I think Peggy Arnold was a very intelligent, very well-connected, very ambitious woman who thought that her husband had been denied the credit that he deserved by his side, and she was going to help him rectify that.
However, once she realized that her and Benedict’s plot to end the American Revolution was going to fail, she wanted no part in the blame that would inevitably be doled out. And so I think she correctly harnessed the misconceptions and prejudices of her era — the flawed supposition that no woman could be that active and aware in orchestrating this treason. Boy, the men who underestimated her got it wrong! Peggy is just one example of a woman whose role in history has sort of been lost. Everyone knows the name Benedict Arnold. And yet, how many people even know that he was married? And that his wife was such a fascinating figure in her own right?
There are many more leading ladies like Peggy. I wrote this piece for the Huffington Post naming a few others.
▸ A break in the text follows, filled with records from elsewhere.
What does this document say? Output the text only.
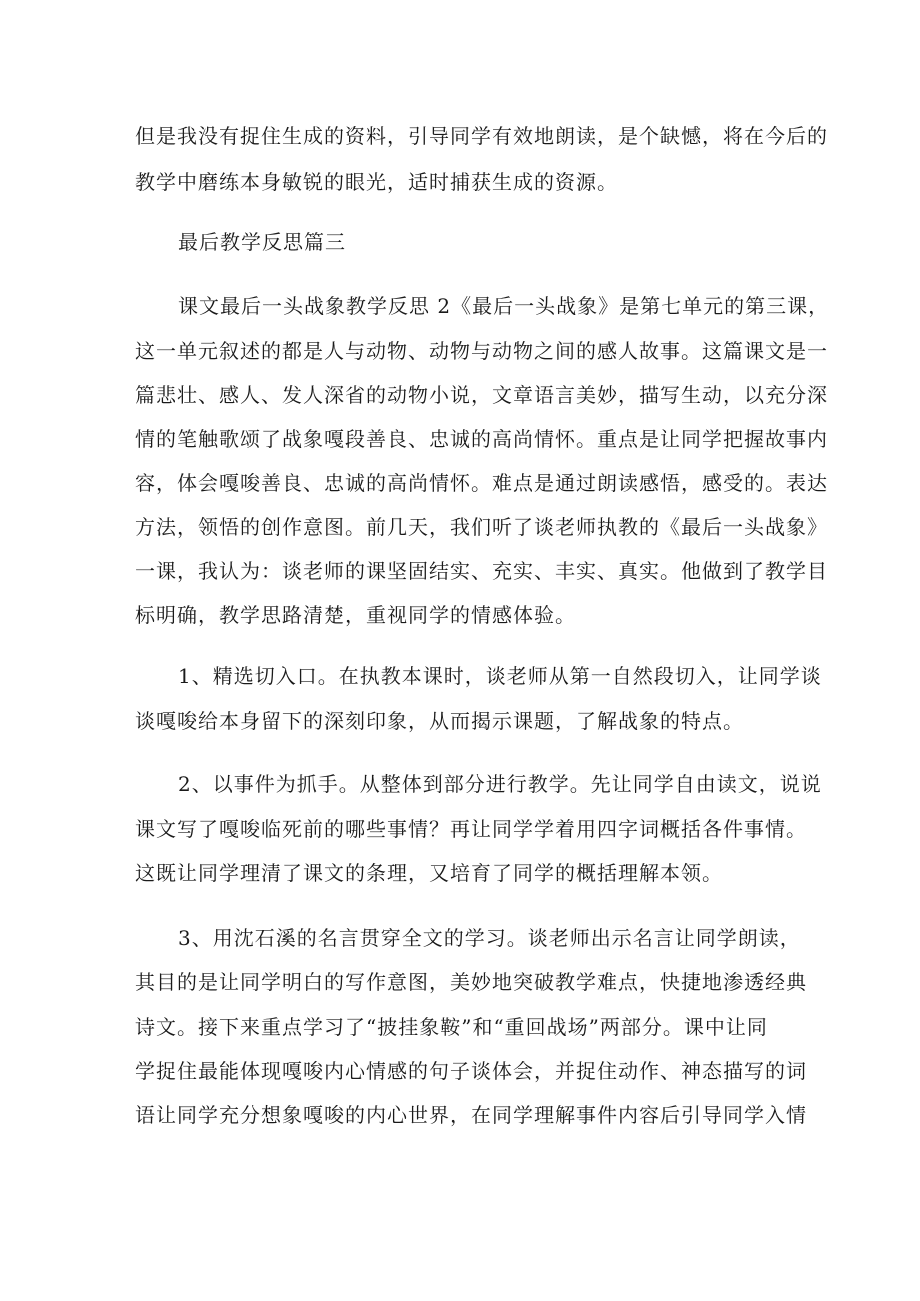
但是我没有捉住生成的资料，引导同学有效地朗读，是个缺憾，将在今后的
教学中磨练本身敏锐的眼光，适时捕获生成的资源。
最后教学反思篇三
课文最后一头战象教学反思 2《最后一头战象》是第七单元的第三课，
这一单元叙述的都是人与动物、动物与动物之间的感人故事。这篇课文是一
篇悲壮、感人、发人深省的动物小说，文章语言美妙，描写生动，以充分深
情的笔触歌颂了战象嘎段善良、忠诚的高尚情怀。重点是让同学把握故事内
容，体会嘎唆善良、忠诚的高尚情怀。难点是通过朗读感悟，感受的。表达
方法，领悟的创作意图。前几天，我们听了谈老师执教的《最后一头战象》
一课，我认为：谈老师的课坚固结实、充实、丰实、真实。他做到了教学目
标明确，教学思路清楚，重视同学的情感体验。
1、精选切入口。在执教本课时，谈老师从第一自然段切入，让同学谈
谈嘎唆给本身留下的深刻印象，从而揭示课题，了解战象的特点。
2、以事件为抓手。从整体到部分进行教学。先让同学自由读文，说说
课文写了嘎唆临死前的哪些事情？再让同学学着用四字词概括各件事情。
这既让同学理清了课文的条理，又培育了同学的概括理解本领。
3、用沈石溪的名言贯穿全文的学习。谈老师出示名言让同学朗读，
其目的是让同学明白的写作意图，美妙地突破教学难点，快捷地渗透经典
诗文。接下来重点学习了“披挂象鞍”和“重回战场”两部分。课中让同
学捉住最能体现嘎唆内心情感的句子谈体会，并捉住动作、神态描写的词
语让同学充分想象嘎唆的内心世界，在同学理解事件内容后引导同学入情
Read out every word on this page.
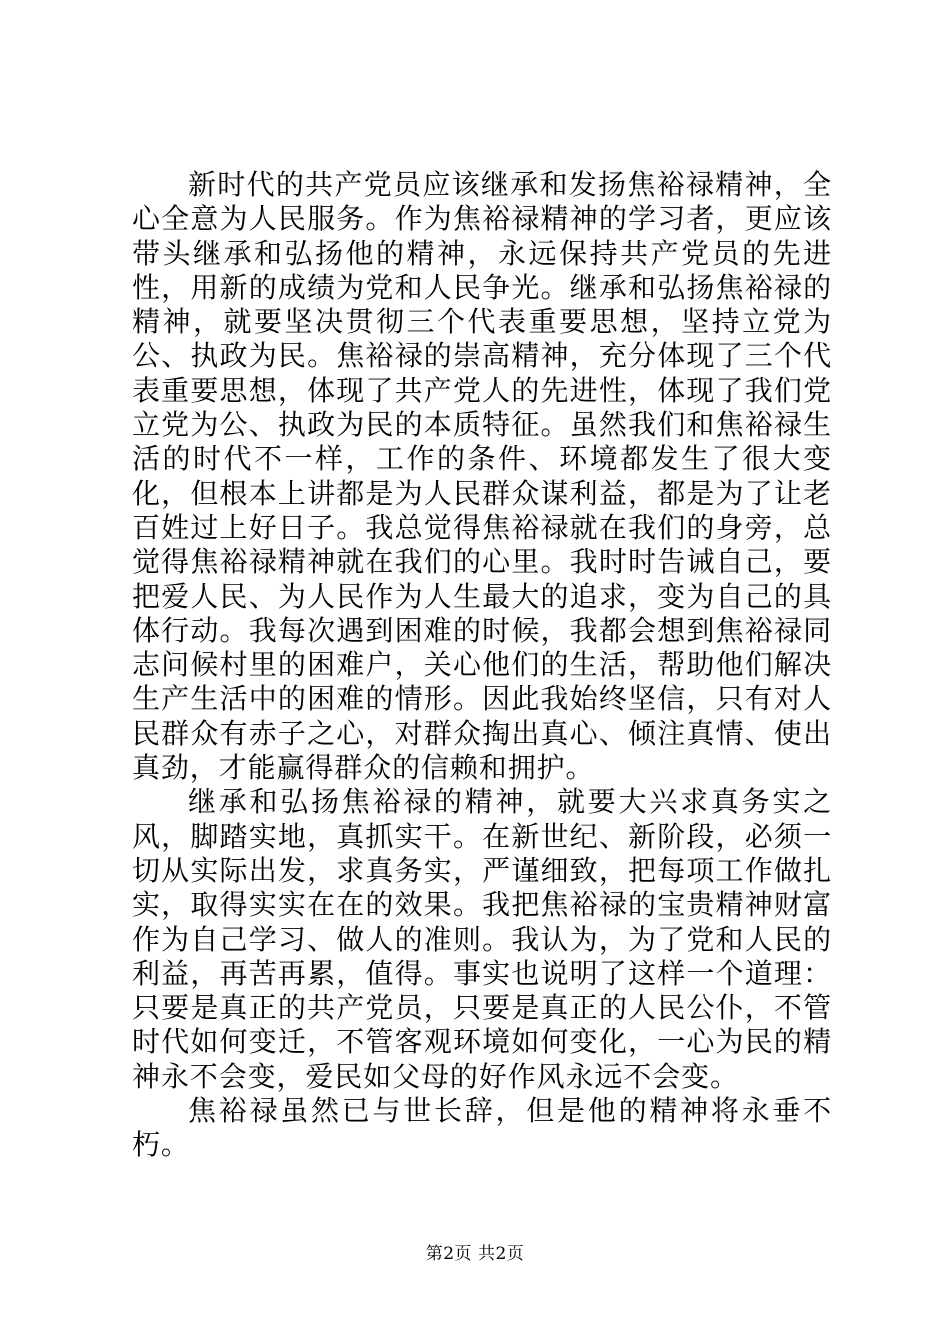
新时代的共产党员应该继承和发扬焦裕禄精神，全心全意为人民服务。作为焦裕禄精神的学习者，更应该带头继承和弘扬他的精神，永远保持共产党员的先进性，用新的成绩为党和人民争光。继承和弘扬焦裕禄的精神，就要坚决贯彻三个代表重要思想，坚持立党为公、执政为民。焦裕禄的崇高精神，充分体现了三个代表重要思想，体现了共产党人的先进性，体现了我们党立党为公、执政为民的本质特征。虽然我们和焦裕禄生活的时代不一样，工作的条件、环境都发生了很大变化，但根本上讲都是为人民群众谋利益，都是为了让老百姓过上好日子。我总觉得焦裕禄就在我们的身旁，总觉得焦裕禄精神就在我们的心里。我时时告诫自己，要把爱人民、为人民作为人生最大的追求，变为自己的具体行动。我每次遇到困难的时候，我都会想到焦裕禄同志问候村里的困难户，关心他们的生活，帮助他们解决生产生活中的困难的情形。因此我始终坚信，只有对人民群众有赤子之心，对群众掏出真心、倾注真情、使出真劲，才能赢得群众的信赖和拥护。

继承和弘扬焦裕禄的精神，就要大兴求真务实之风，脚踏实地，真抓实干。在新世纪、新阶段，必须一切从实际出发，求真务实，严谨细致，把每项工作做扎实，取得实实在在的效果。我把焦裕禄的宝贵精神财富作为自己学习、做人的准则。我认为，为了党和人民的利益，再苦再累，值得。事实也说明了这样一个道理：只要是真正的共产党员，只要是真正的人民公仆，不管时代如何变迁，不管客观环境如何变化，一心为民的精神永不会变，爱民如父母的好作风永远不会变。

焦裕禄虽然已与世长辞，但是他的精神将永垂不朽。

第2页 共2页
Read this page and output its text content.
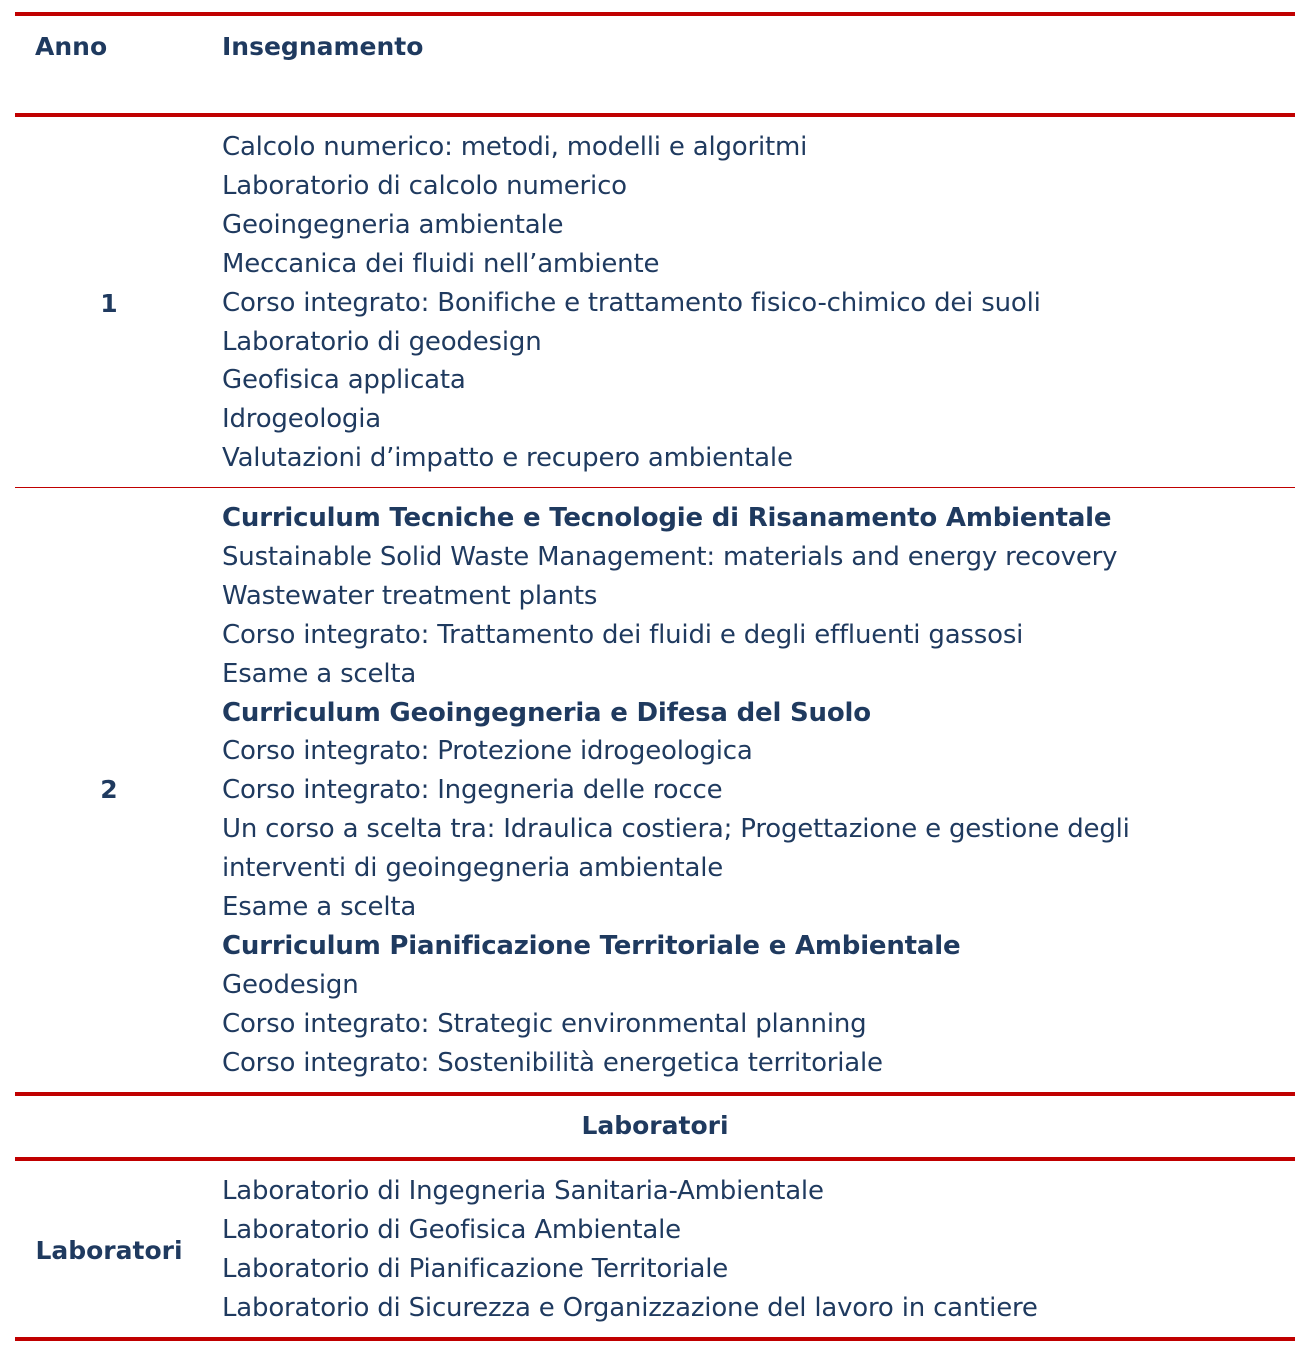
Anno	Insegnamento
1
Calcolo numerico: metodi, modelli e algoritmi
Laboratorio di calcolo numerico
Geoingegneria ambientale
Meccanica dei fluidi nell’ambiente
Corso integrato: Bonifiche e trattamento fisico-chimico dei suoli
Laboratorio di geodesign
Geofisica applicata
Idrogeologia
Valutazioni d’impatto e recupero ambientale
2
Curriculum Tecniche e Tecnologie di Risanamento Ambientale
Sustainable Solid Waste Management: materials and energy recovery
Wastewater treatment plants
Corso integrato: Trattamento dei fluidi e degli effluenti gassosi
Esame a scelta
Curriculum Geoingegneria e Difesa del Suolo
Corso integrato: Protezione idrogeologica
Corso integrato: Ingegneria delle rocce
Un corso a scelta tra: Idraulica costiera; Progettazione e gestione degli interventi di geoingegneria ambientale
Esame a scelta
Curriculum Pianificazione Territoriale e Ambientale
Geodesign
Corso integrato: Strategic environmental planning
Corso integrato: Sostenibilità energetica territoriale
Laboratori
Laboratori
Laboratorio di Ingegneria Sanitaria-Ambientale
Laboratorio di Geofisica Ambientale
Laboratorio di Pianificazione Territoriale
Laboratorio di Sicurezza e Organizzazione del lavoro in cantiere
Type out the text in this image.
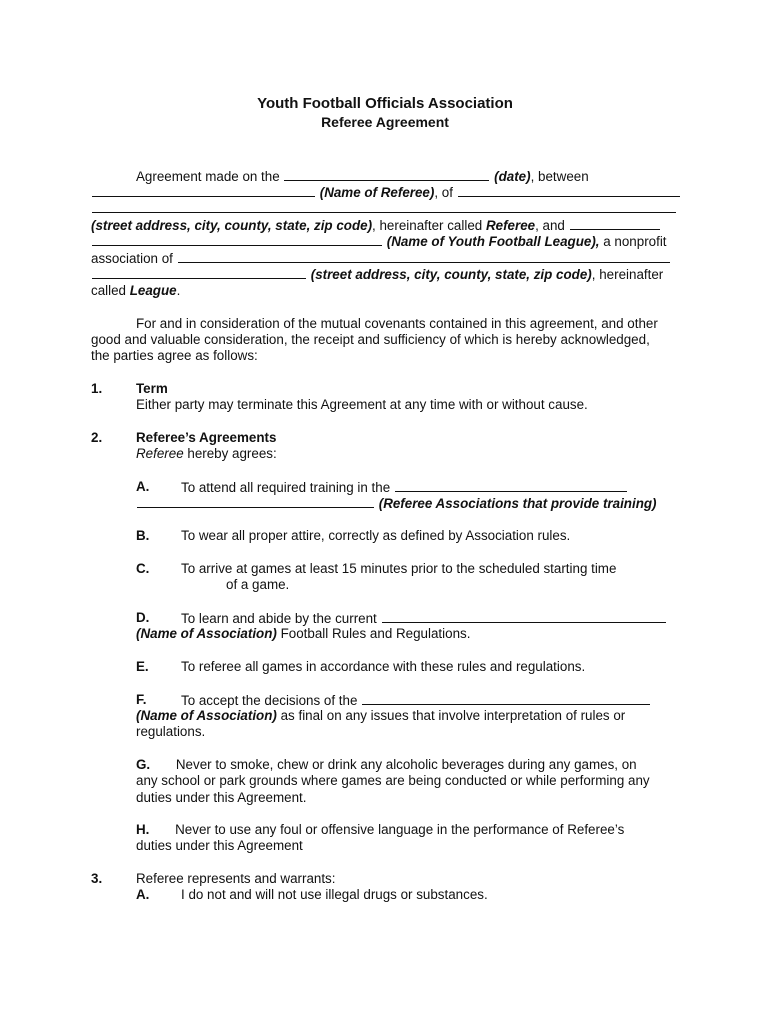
Youth Football Officials Association
Referee Agreement
Agreement made on the	(date), between
(Name of Referee), of
(street address, city, county, state, zip code), hereinafter called Referee, and
(Name of Youth Football League), a nonprofit
association of
(street address, city, county, state, zip code), hereinafter
called League.
For and in consideration of the mutual covenants contained in this agreement, and other
good and valuable consideration, the receipt and sufficiency of which is hereby acknowledged,
the parties agree as follows:
1.	Term
Either party may terminate this Agreement at any time with or without cause.
2.	Referee’s Agreements
Referee hereby agrees:
A. To attend all required training in the
(Referee Associations that provide training)
B. To wear all proper attire, correctly as defined by Association rules.
C. To arrive at games at least 15 minutes prior to the scheduled starting time
of a game.
D. To learn and abide by the current
(Name of Association) Football Rules and Regulations.
E. To referee all games in accordance with these rules and regulations.
F.	To accept the decisions of the
(Name of Association) as final on any issues that involve interpretation of rules or
regulations.
G. Never to smoke, chew or drink any alcoholic beverages during any games, on
any school or park grounds where games are being conducted or while performing any
duties under this Agreement.
H. Never to use any foul or offensive language in the performance of Referee’s
duties under this Agreement
3.	Referee represents and warrants:
A. I do not and will not use illegal drugs or substances.
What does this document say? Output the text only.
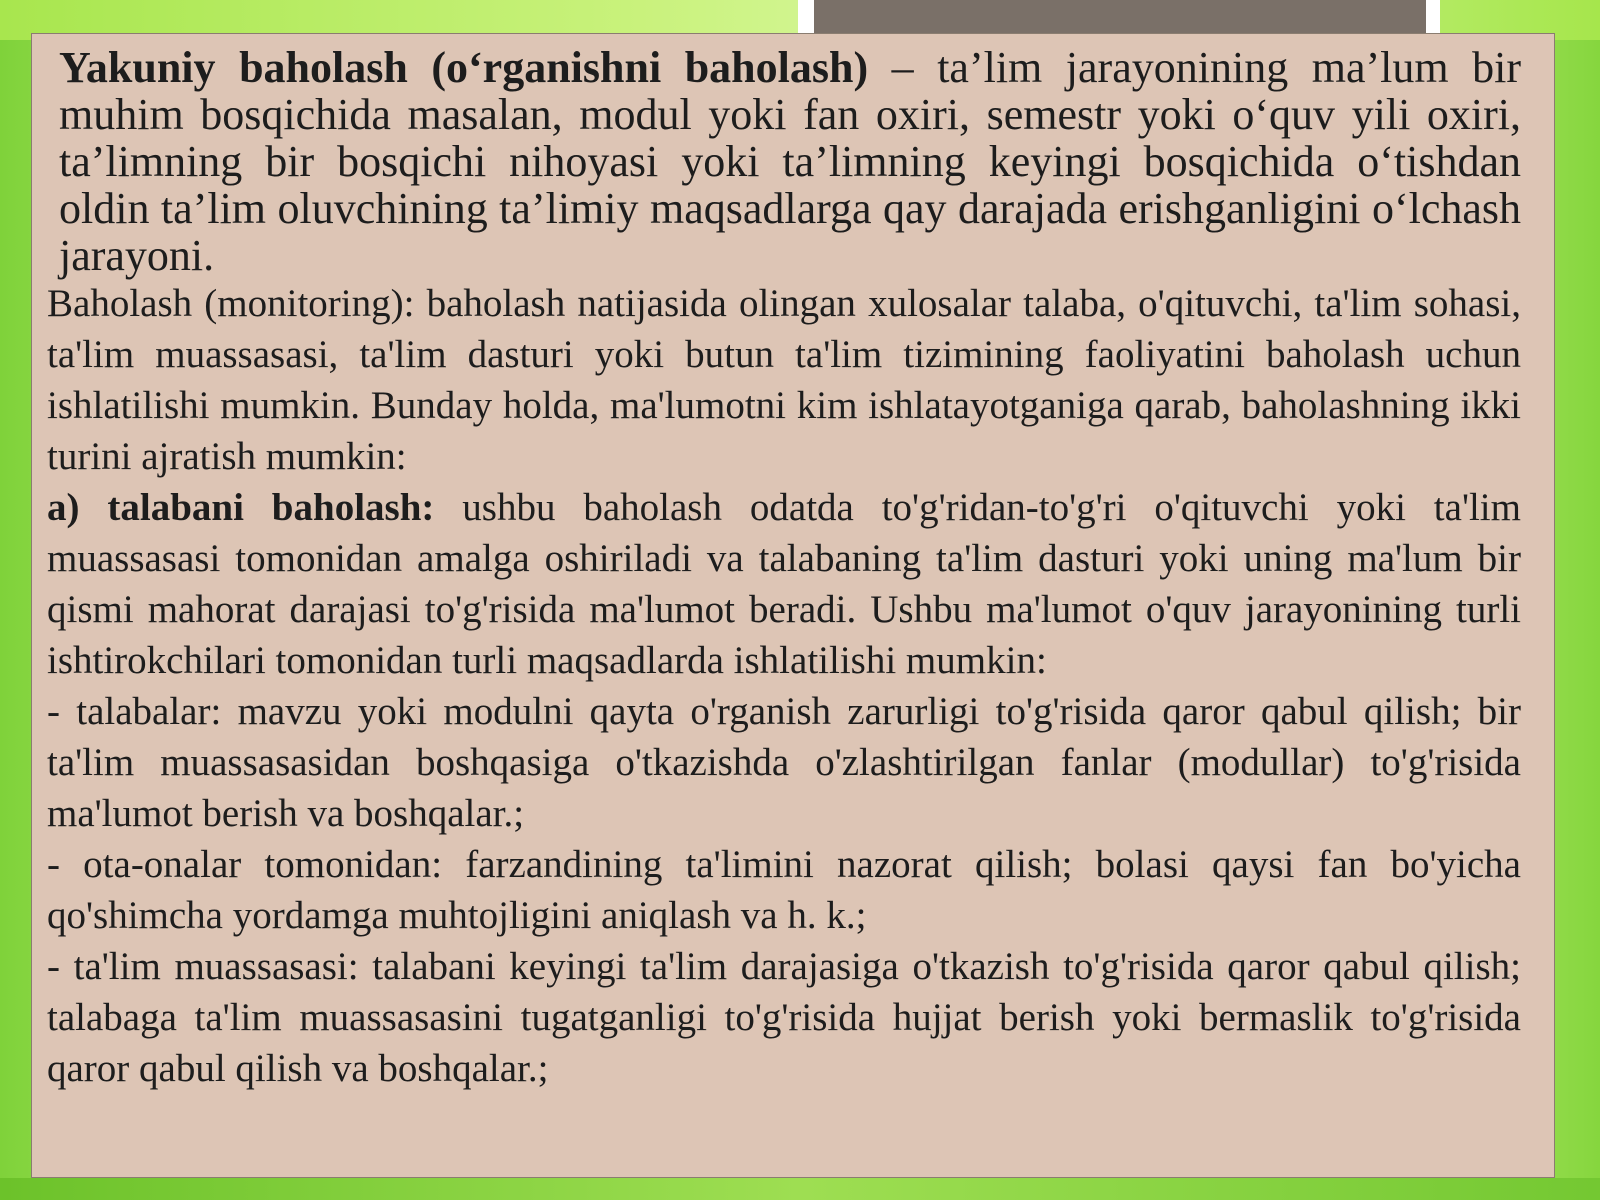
Yakuniy baholash (o‘rganishni baholash) – ta’lim jarayonining ma’lum bir muhim bosqichida masalan, modul yoki fan oxiri, semestr yoki o‘quv yili oxiri, ta’limning bir bosqichi nihoyasi yoki ta’limning keyingi bosqichida o‘tishdan oldin ta’lim oluvchining ta’limiy maqsadlarga qay darajada erishganligini o‘lchash jarayoni.

Baholash (monitoring): baholash natijasida olingan xulosalar talaba, o'qituvchi, ta'lim sohasi, ta'lim muassasasi, ta'lim dasturi yoki butun ta'lim tizimining faoliyatini baholash uchun ishlatilishi mumkin. Bunday holda, ma'lumotni kim ishlatayotganiga qarab, baholashning ikki turini ajratish mumkin:

a) talabani baholash: ushbu baholash odatda to'g'ridan-to'g'ri o'qituvchi yoki ta'lim muassasasi tomonidan amalga oshiriladi va talabaning ta'lim dasturi yoki uning ma'lum bir qismi mahorat darajasi to'g'risida ma'lumot beradi. Ushbu ma'lumot o'quv jarayonining turli ishtirokchilari tomonidan turli maqsadlarda ishlatilishi mumkin:

- talabalar: mavzu yoki modulni qayta o'rganish zarurligi to'g'risida qaror qabul qilish; bir ta'lim muassasasidan boshqasiga o'tkazishda o'zlashtirilgan fanlar (modullar) to'g'risida ma'lumot berish va boshqalar.;

- ota-onalar tomonidan: farzandining ta'limini nazorat qilish; bolasi qaysi fan bo'yicha qo'shimcha yordamga muhtojligini aniqlash va h. k.;

- ta'lim muassasasi: talabani keyingi ta'lim darajasiga o'tkazish to'g'risida qaror qabul qilish; talabaga ta'lim muassasasini tugatganligi to'g'risida hujjat berish yoki bermaslik to'g'risida qaror qabul qilish va boshqalar.;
But this gives us, as historical fiction readers and writers, an incredible opportunity to go back and re-examine these historical moments through the perspective of the women who were there. Women who, though they were leading ladies of their own lives and of history, have become historical footnotes.
I just finished John LeCarre The Spy Who Came In from the Cold which really shows how the world of spycraft isn’t morally black and white. How do you view Benedict Arnold in the context of espionage?
That’s exactly right. And especially when you are dealing with the time period of the American Revolution, the question of “loyalty” is an interesting one. Who were the loyalists?
Benedict Arnold’s character and subsequent decisions were a huge revelation to me. He was a much more complicated and nuanced figure than just “the traitor.” Arnold was an ardent colonial patriot and a heroic general who fought valiantly for most of the Revolutionary War. If not for Arnold’s military skill at the Battle of Saratoga, the British would probably have won and the Revolution might have ended in 1777.
Also, I was surprised to learn that a certain amount of Arnold’s bitterness toward his colleagues on the American side was justified. George Washington often mediated for Arnold – and took his side – when Arnold was treated unfairly by the Continental Congress and his colleagues in the army. Benedict Arnold’s name is synonymous with “traitor,” yes, but there are so many other descriptors – and positive ones – that might also be applied to him.
It must’ve been fun to do research at the New York Public Library and Metropolitan Museum. Ever thought about being a professor?
I’m so happy being an author, and that keeps me more than busy enough for now 🙂 I feel very fortunate to be able to do what I love each day.